Winter Solstice Lunar Eclipse


(NASA Photo)

A spectacular lunar eclipse is visible across the skies of North America, just hours before the winter solstice, on the night of December 20/21, 2010.

A lunar eclipse is visible when the moon, at the full phase, moves into the Earth’s shadow.  Occurring infrequently because the orbit is tilted slightly compared to the earth’s solar orbital path, the moon usually moves above or below the shadow when on the opposite side of Earth from the sun.

As the moon slowly plunges into the Earth’s shadow, it loses its reflected sunlight.  A total eclipse is not completely dark, but some red and orange sunlight is refracted into the shadow.  The moon then has a reddish orange glow.

Earth’s shadow has two zones:  The penumbra is the outer part of the shadow where the sunlight is not completely blocked.  The umbra is dark because it receives no direct sunlight.  During the nighttime we are inside the earth’s umbra.  No sunlight is visible.

Lunar eclipses are seen more often from any one location as they are visible from over half the earth, where the moon is above the horizon.  A lunar eclipse is not dangerous to view.  Binoculars or a telescope under low power, 15x to 40x present outstanding views of the eclipse.

Here are the events for the evening:

December 20, 2010  (The times that follow are accurate for any location in North American, except times for sunrise, sunset, moonrise, and moonset.  Observers in other time zones can adjust the eclipse times by adding or subtracting their time zone difference from Central Standard Time.)

  • 3:50 p.m.

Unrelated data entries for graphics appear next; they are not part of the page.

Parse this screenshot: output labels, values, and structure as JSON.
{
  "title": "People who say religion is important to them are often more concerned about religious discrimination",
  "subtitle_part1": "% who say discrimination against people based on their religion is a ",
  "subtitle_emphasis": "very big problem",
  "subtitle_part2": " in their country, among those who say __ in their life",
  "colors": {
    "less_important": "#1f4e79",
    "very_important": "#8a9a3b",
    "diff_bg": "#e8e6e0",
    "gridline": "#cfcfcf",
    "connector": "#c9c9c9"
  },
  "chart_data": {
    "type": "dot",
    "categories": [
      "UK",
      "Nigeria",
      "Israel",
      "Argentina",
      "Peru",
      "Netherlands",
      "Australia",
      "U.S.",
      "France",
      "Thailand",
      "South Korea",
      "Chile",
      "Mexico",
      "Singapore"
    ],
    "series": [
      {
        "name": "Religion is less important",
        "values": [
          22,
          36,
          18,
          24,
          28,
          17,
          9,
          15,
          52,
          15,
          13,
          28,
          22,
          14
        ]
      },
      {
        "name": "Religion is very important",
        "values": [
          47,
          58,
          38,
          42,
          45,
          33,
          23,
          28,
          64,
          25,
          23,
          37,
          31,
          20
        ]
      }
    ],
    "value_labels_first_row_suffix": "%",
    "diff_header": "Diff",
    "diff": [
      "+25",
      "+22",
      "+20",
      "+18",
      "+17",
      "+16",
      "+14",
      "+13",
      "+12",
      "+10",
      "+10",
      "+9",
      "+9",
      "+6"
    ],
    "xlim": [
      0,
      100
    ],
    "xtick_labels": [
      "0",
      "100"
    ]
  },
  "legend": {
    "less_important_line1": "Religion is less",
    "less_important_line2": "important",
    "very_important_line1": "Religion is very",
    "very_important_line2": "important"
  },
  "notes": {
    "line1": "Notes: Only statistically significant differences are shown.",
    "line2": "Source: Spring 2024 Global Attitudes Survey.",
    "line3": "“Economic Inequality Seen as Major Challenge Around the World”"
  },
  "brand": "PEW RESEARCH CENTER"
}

CST (Chicago) — The moon rises in the east-northeast sky.
  • 4:22 p.m. CST — Sunset.  Throughout the evening, the moon rises higher in the eastern sky.
  • 11:30 p.m. CST — The moon begins to move into the penumbra.  Not much darkening is noticed.

December 21, 2010

  • 12:32 a.m. CST — The moon moves into the darker central shadow, the umbra.  The partial phases of the eclipse begins.  As the eclipse progresses, more of the moon grows darker.  The moon appears high in the southern sky during this part of the eclipse.
  • 1:40 a.m. CST — The moon is completely immersed inside the umbral shadow and the best part of the eclipse begins.  For the next 73 minutes, the moon may be illuminated by a soft coppery color, like the image above.  Some sunlight streams through the earth’s atmosphere and is bent into the shadow by the air’s prismatic effects.  The brightness and depth of color will depend on the amount of dust suspended in the Earth’s atmosphere.  Volcanic ash suspended at high altitudes is one factor that can affect the colorful display.
  • 2:53 a.m. CST — The moon begins to exit the umbra and the total phase of the eclipse is finished. 
  • 4:01 a.m. CST — The moon is fully inside the penumbra continuing to exit into bright sunshine.
  • 5:04 a.m. CST — The eclipse is finished.
  • 7:14 a.m. CST — Sunrise
  • 7:31 a.m. CST — Moonset
  • 5:38 p.m. CST — Winter Solstice

The next lunar eclipse visible from North America occurs on June 4, 2012.  The start of the eclipse occurs June 4, 2012, although it completes after moonset.  The next total lunar eclipse visible from the Americas is on the night of April 14/15, 2014.